Estão em meio a um grande grupo de operários que seguem em direção à Igreja. Hoje é domingo, o único dia de descanso em Distopx e é obrigatório o comparecimento à missa. Mina segue com os óculos escuros, protegendo sua áurea azulada dos olhares indiscretos dos outros habitantes, mas sua expressão não esconde o descontentamento com o compromisso involuntário.

Mesmo antes de se infiltrar em Heterotopx, Mina jamais tolerou os sermões compulsórios ao qual, todo domingo, os cidadãos de Distopx estão obrigados a comparecer, mas a passagem pelo mundo estéril de Heterotopx apenas confirmou suas convicções ateístas. A vida na cidade média segue normalmente, com todos os problemas e alegrias comuns de qualquer lugar, mesmo sem nenhuma obrigação litúrgica.

O Padre Pietro celebra a missa burocraticamente até o momento do sermão, onde, costumeiramente se perde em elucubrações sinceras, porém vagas, sobre a dignidade do trabalho frente à santidade do altíssimo e a volta do messias em sua nave celestial. Mina alterna bocejos com os olhos escorrendo ainda de cansaço e sono decorrente de suas noites mal dormidas, conhece de cor as mitologias que cercam a religião em Distopx. O Messias que virá do espaço para salvá-los, que toda o planeta se torne uma grande e bela Utopx.

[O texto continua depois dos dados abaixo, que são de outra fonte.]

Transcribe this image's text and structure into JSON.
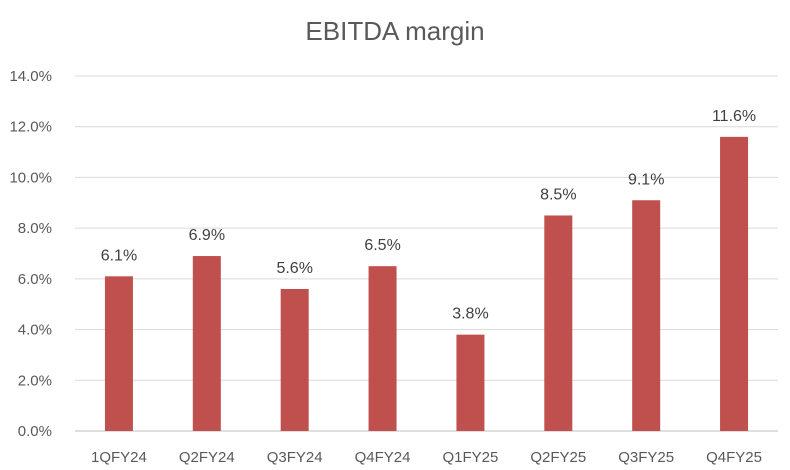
{
  "chart_data": {
    "type": "bar",
    "title": "EBITDA margin",
    "xlabel": "",
    "ylabel": "",
    "categories": [
      "1QFY24",
      "Q2FY24",
      "Q3FY24",
      "Q4FY24",
      "Q1FY25",
      "Q2FY25",
      "Q3FY25",
      "Q4FY25"
    ],
    "values": [
      6.1,
      6.9,
      5.6,
      6.5,
      3.8,
      8.5,
      9.1,
      11.6
    ],
    "data_labels": [
      "6.1%",
      "6.9%",
      "5.6%",
      "6.5%",
      "3.8%",
      "8.5%",
      "9.1%",
      "11.6%"
    ],
    "ylim": [
      0,
      14
    ],
    "yticks": [
      0,
      2,
      4,
      6,
      8,
      10,
      12,
      14
    ],
    "ytick_labels": [
      "0.0%",
      "2.0%",
      "4.0%",
      "6.0%",
      "8.0%",
      "10.0%",
      "12.0%",
      "14.0%"
    ],
    "grid": true,
    "legend": "none",
    "colors": {
      "bar": "#c0504d",
      "grid": "#d9d9d9",
      "axis": "#bfbfbf",
      "text": "#595959"
    }
  }
}
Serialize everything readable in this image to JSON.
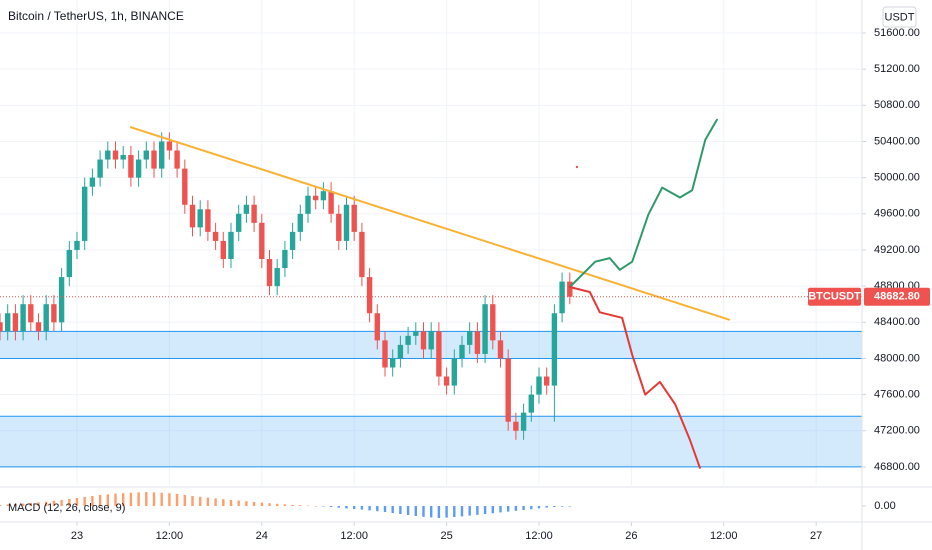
{
  "header": {
    "title": "Bitcoin / TetherUS, 1h, BINANCE",
    "currency": "USDT"
  },
  "chart_data": {
    "type": "candlestick",
    "x": [
      -10,
      -9,
      -8,
      -7,
      -6,
      -5,
      -4,
      -3,
      -2,
      -1,
      0,
      1,
      2,
      3,
      4,
      5,
      6,
      7,
      8,
      9,
      10,
      11,
      12,
      13,
      14,
      15,
      16,
      17,
      18,
      19,
      20,
      21,
      22,
      23,
      24,
      25,
      26,
      27,
      28,
      29,
      30,
      31,
      32,
      33,
      34,
      35,
      36,
      37,
      38,
      39,
      40,
      41,
      42,
      43,
      44,
      45,
      46,
      47,
      48,
      49,
      50,
      51,
      52,
      53,
      54,
      55,
      56,
      57,
      58,
      59,
      60,
      61,
      62,
      63,
      64
    ],
    "open": [
      48400,
      48300,
      48500,
      48300,
      48600,
      48400,
      48300,
      48600,
      48400,
      48900,
      49200,
      49300,
      49900,
      50000,
      50200,
      50300,
      50200,
      50250,
      50000,
      50200,
      50300,
      50100,
      50400,
      50300,
      50100,
      49700,
      49450,
      49650,
      49400,
      49300,
      49100,
      49400,
      49600,
      49700,
      49500,
      49100,
      48800,
      49000,
      49200,
      49400,
      49600,
      49800,
      49750,
      49850,
      49600,
      49300,
      49700,
      49400,
      48900,
      48500,
      48200,
      47900,
      48000,
      48150,
      48250,
      48300,
      48100,
      48300,
      47800,
      47700,
      48000,
      48150,
      48300,
      48050,
      48600,
      48200,
      48000,
      47300,
      47200,
      47400,
      47600,
      47800,
      47700,
      48500,
      48850
    ],
    "high": [
      48500,
      48600,
      48600,
      48700,
      48700,
      48500,
      48700,
      48700,
      49000,
      49300,
      49400,
      50000,
      50100,
      50300,
      50400,
      50400,
      50350,
      50350,
      50300,
      50400,
      50400,
      50500,
      50500,
      50400,
      50200,
      49800,
      49750,
      49750,
      49500,
      49400,
      49500,
      49700,
      49800,
      49800,
      49600,
      49200,
      49100,
      49300,
      49500,
      49700,
      49900,
      49900,
      49950,
      49950,
      49700,
      49800,
      49800,
      49500,
      49000,
      48600,
      48300,
      48100,
      48250,
      48350,
      48400,
      48400,
      48400,
      48400,
      47900,
      48100,
      48250,
      48400,
      48400,
      48700,
      48700,
      48300,
      48100,
      47400,
      47500,
      47700,
      47900,
      47900,
      48600,
      48950,
      48950
    ],
    "low": [
      48200,
      48200,
      48200,
      48200,
      48300,
      48200,
      48200,
      48300,
      48300,
      48800,
      49100,
      49200,
      49800,
      49900,
      50100,
      50100,
      50100,
      49900,
      49900,
      50100,
      50000,
      50000,
      50200,
      50000,
      49600,
      49350,
      49350,
      49300,
      49200,
      49000,
      49000,
      49300,
      49500,
      49400,
      49000,
      48700,
      48700,
      48900,
      49100,
      49300,
      49500,
      49650,
      49650,
      49500,
      49200,
      49200,
      49300,
      48800,
      48400,
      48100,
      47800,
      47800,
      47900,
      48050,
      48150,
      48000,
      48000,
      47700,
      47600,
      47600,
      47900,
      48050,
      47950,
      47950,
      48100,
      47900,
      47200,
      47100,
      47100,
      47300,
      47500,
      47600,
      47300,
      48400,
      48600
    ],
    "close": [
      48300,
      48500,
      48300,
      48600,
      48400,
      48300,
      48600,
      48400,
      48900,
      49200,
      49300,
      49900,
      50000,
      50200,
      50300,
      50200,
      50250,
      50000,
      50200,
      50300,
      50100,
      50400,
      50300,
      50100,
      49700,
      49450,
      49650,
      49400,
      49300,
      49100,
      49400,
      49600,
      49700,
      49500,
      49100,
      48800,
      49000,
      49200,
      49400,
      49600,
      49800,
      49750,
      49850,
      49600,
      49300,
      49700,
      49400,
      48900,
      48500,
      48200,
      47900,
      48000,
      48150,
      48250,
      48300,
      48100,
      48300,
      47800,
      47700,
      48000,
      48150,
      48300,
      48050,
      48600,
      48200,
      48000,
      47300,
      47200,
      47400,
      47600,
      47800,
      47700,
      48500,
      48850,
      48682.8
    ],
    "up_color": "#26a69a",
    "down_color": "#ef5350",
    "xlim": [
      -10,
      101.95
    ],
    "ylim": [
      46600,
      51965
    ],
    "xticks": [
      {
        "value": 0,
        "label": "23"
      },
      {
        "value": 12,
        "label": "12:00"
      },
      {
        "value": 24,
        "label": "24"
      },
      {
        "value": 36,
        "label": "12:00"
      },
      {
        "value": 48,
        "label": "25"
      },
      {
        "value": 60,
        "label": "12:00"
      },
      {
        "value": 72,
        "label": "26"
      },
      {
        "value": 84,
        "label": "12:00"
      },
      {
        "value": 96,
        "label": "27"
      }
    ],
    "yticks": [
      {
        "value": 51600,
        "label": "51600.00"
      },
      {
        "value": 51200,
        "label": "51200.00"
      },
      {
        "value": 50800,
        "label": "50800.00"
      },
      {
        "value": 50400,
        "label": "50400.00"
      },
      {
        "value": 50000,
        "label": "50000.00"
      },
      {
        "value": 49600,
        "label": "49600.00"
      },
      {
        "value": 49200,
        "label": "49200.00"
      },
      {
        "value": 48800,
        "label": "48800.00"
      },
      {
        "value": 48400,
        "label": "48400.00"
      },
      {
        "value": 48000,
        "label": "48000.00"
      },
      {
        "value": 47600,
        "label": "47600.00"
      },
      {
        "value": 47200,
        "label": "47200.00"
      },
      {
        "value": 46800,
        "label": "46800.00"
      }
    ],
    "last_price": {
      "symbol": "BTCUSDT",
      "label": "48682.80",
      "color": "#ef5350"
    },
    "zones": [
      {
        "top": 48300,
        "bottom": 48000
      },
      {
        "top": 47360,
        "bottom": 46800
      }
    ],
    "zone_color": "#2196f3",
    "trendline": {
      "x": [
        6.9,
        84.8
      ],
      "y": [
        50560,
        48426
      ],
      "color": "#f9b233"
    },
    "projections": [
      {
        "color": "#2e9a6a",
        "x": [
          64,
          67.3,
          69.2,
          70.5,
          72.1,
          74.2,
          76,
          78.3,
          79.9,
          81.6,
          83.1
        ],
        "y": [
          48790,
          49070,
          49110,
          48980,
          49070,
          49590,
          49890,
          49780,
          49860,
          50420,
          50640
        ]
      },
      {
        "color": "#e53935",
        "x": [
          64,
          66.6,
          67.9,
          70.8,
          72.1,
          73.8,
          75.7,
          77.7,
          79.6,
          80.9
        ],
        "y": [
          48790,
          48735,
          48510,
          48450,
          48040,
          47600,
          47740,
          47490,
          47100,
          46790
        ]
      }
    ],
    "macd": {
      "title": "MACD (12, 26, close, 9)",
      "ylim": [
        -80,
        90
      ],
      "yticks": [
        {
          "value": 0,
          "label": "0.00"
        }
      ],
      "pos_color": "#ff9e6b",
      "neg_color": "#5b9cf6",
      "values": [
        5,
        8,
        10,
        12,
        15,
        18,
        22,
        26,
        30,
        35,
        40,
        45,
        50,
        55,
        58,
        62,
        64,
        66,
        68,
        70,
        68,
        66,
        64,
        60,
        55,
        50,
        46,
        42,
        38,
        34,
        30,
        27,
        24,
        20,
        17,
        14,
        11,
        8,
        6,
        4,
        2,
        0,
        -2,
        -5,
        -8,
        -12,
        -15,
        -18,
        -22,
        -26,
        -30,
        -35,
        -40,
        -45,
        -50,
        -54,
        -57,
        -60,
        -58,
        -55,
        -52,
        -48,
        -44,
        -40,
        -36,
        -32,
        -28,
        -24,
        -20,
        -16,
        -12,
        -8,
        -5,
        -3,
        -1
      ]
    }
  }
}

A seu lado, reconhece a presença de Ossobuco e sua família, não consegue lembrar seu nome verdadeiro, somente o infame apelido que lhe restou a partir de um evento constrangedor da juventude de ambos, onde quebrou dois dentes da frente ao morder um osso, acreditando ser um grande pedaço de vorco.

— Olá... — diz-lhe em um cumprimento evasivo, em uma das poucas pausas do padre. — Imagino que você não se lembre mais de mim...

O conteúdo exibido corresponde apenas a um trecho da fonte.